Mit der Ablehnung bleibt die aktuelle Dynamik bestehen. Die Preise für Eigenheime und Eigentumswohnungen dürften in den Zentren weiter überdurchschnittlich zulegen, während Randlagen volatiler bleiben. Für Käufer in städtischen Agglomerationen bedeutet das anhaltenden Wettbewerb um knappes Angebot. Für ländlichere Regionen entscheidet die wirtschaftliche Anbindung an die Zentren stärker als die Migrationspolitik.

Bauwirtschaft und Angebot

Ein häufig übersehener Aspekt betrifft die Bauwirtschaft selbst. Ein erheblicher Teil der Baufachkräfte stammt aus dem EU-Raum. Eine Verschärfung der Zuwanderungsregeln hätte die Knappheit in Hoch- und Tiefbau verschärft und damit den ohnehin trägen Wohnungsbau weiter gebremst. Das Angebot wäre tendenziell knapper geworden, was preisstabilisierend gewirkt, aber den Verkäufermarkt zementiert hätte.

Mit dem Status quo bleibt die Versorgung mit Arbeitskräften gesichert. Eine spürbare Beschleunigung des Wohnungsbaus erwartet die Branche dennoch nicht, weil weiterhin Bodenknappheit, Einsprachen und Bauteuerung das Tempo bremsen. Die Bauproduktion dürfte hinter der Bevölkerungsentwicklung zurückbleiben, was das Preisniveau weiter stützt.

Folgen für den Hypothekarmarkt

Für den Hypothekarmarkt ist die Botschaft klar: Der wichtigste langfristige Nachfragefaktor, das Bevölkerungswachstum, bleibt aktiv. Das Wachstum der Hypothekarvolumen, das zuletzt bei rund 3 Prozent pro Jahr lag, dürfte sich auf vergleichbarem Pfad fortsetzen. Banken, Versicherungen und Pensionskassen können ihre Wachstumsstrategien im Hypothekarmarkt fortführen, ohne ein abruptes Nachfrageloch einkalkulieren zu müssen.

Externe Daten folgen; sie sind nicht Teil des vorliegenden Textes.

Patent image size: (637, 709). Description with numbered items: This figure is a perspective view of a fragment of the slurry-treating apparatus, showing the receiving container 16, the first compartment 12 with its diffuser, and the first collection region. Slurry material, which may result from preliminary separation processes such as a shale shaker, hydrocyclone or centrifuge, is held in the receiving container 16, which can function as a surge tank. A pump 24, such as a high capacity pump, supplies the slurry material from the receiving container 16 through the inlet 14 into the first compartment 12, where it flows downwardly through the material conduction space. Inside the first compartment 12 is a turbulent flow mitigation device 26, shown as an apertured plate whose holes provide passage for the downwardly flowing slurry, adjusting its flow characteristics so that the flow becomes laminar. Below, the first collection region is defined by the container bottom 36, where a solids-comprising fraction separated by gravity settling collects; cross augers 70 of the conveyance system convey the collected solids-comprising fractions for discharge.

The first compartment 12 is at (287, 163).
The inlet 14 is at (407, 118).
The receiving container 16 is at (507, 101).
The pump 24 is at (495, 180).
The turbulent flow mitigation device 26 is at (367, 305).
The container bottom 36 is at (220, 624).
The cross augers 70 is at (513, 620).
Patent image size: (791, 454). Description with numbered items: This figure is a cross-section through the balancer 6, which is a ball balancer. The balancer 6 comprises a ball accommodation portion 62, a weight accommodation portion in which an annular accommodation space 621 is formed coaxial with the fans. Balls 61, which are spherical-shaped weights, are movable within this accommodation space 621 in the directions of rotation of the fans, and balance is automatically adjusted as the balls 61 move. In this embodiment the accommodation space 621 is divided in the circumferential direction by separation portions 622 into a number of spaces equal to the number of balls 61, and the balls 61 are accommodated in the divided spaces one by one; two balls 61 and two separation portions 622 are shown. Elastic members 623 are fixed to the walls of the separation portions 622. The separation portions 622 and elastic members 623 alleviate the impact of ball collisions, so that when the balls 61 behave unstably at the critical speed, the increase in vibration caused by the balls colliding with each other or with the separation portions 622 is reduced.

Auf der Zinsseite gibt das Resultat dagegen keinen direkten Impuls. Die Konditionen für Festhypotheken und SARON-Hypotheken hängen weiterhin primär an der Geldpolitik der SNB und an den globalen Kapitalmarktzinsen. Für Käuferinnen und Käufer bleibt die zentrale Frage damit die gleiche wie vor der Abstimmung: Wie entwickeln sich die Hypothekarzinsen, und reicht die eigene Tragbarkeit für die Liegenschaft?

Einordnung

Der Volksentscheid stabilisiert die Erwartungen am Schweizer Wohnungsmarkt. Käuferinnen und Käufer können davon ausgehen, dass die strukturelle Nachfrage nach Wohnraum erhalten bleibt, gleichzeitig aber auch die bekannte Angebotsknappheit fortbesteht. Damit wird die Mikrolage einer Liegenschaft, ihre Verkehrsanbindung und die kantonale Steuersituation wichtiger als die Frage nach kurzfristigen Preiskorrekturen.

Quellen: SRF zur Abstimmung vom 14. Juni 2026, UBS-Analyse zum Immobilienmarkt via cash.ch.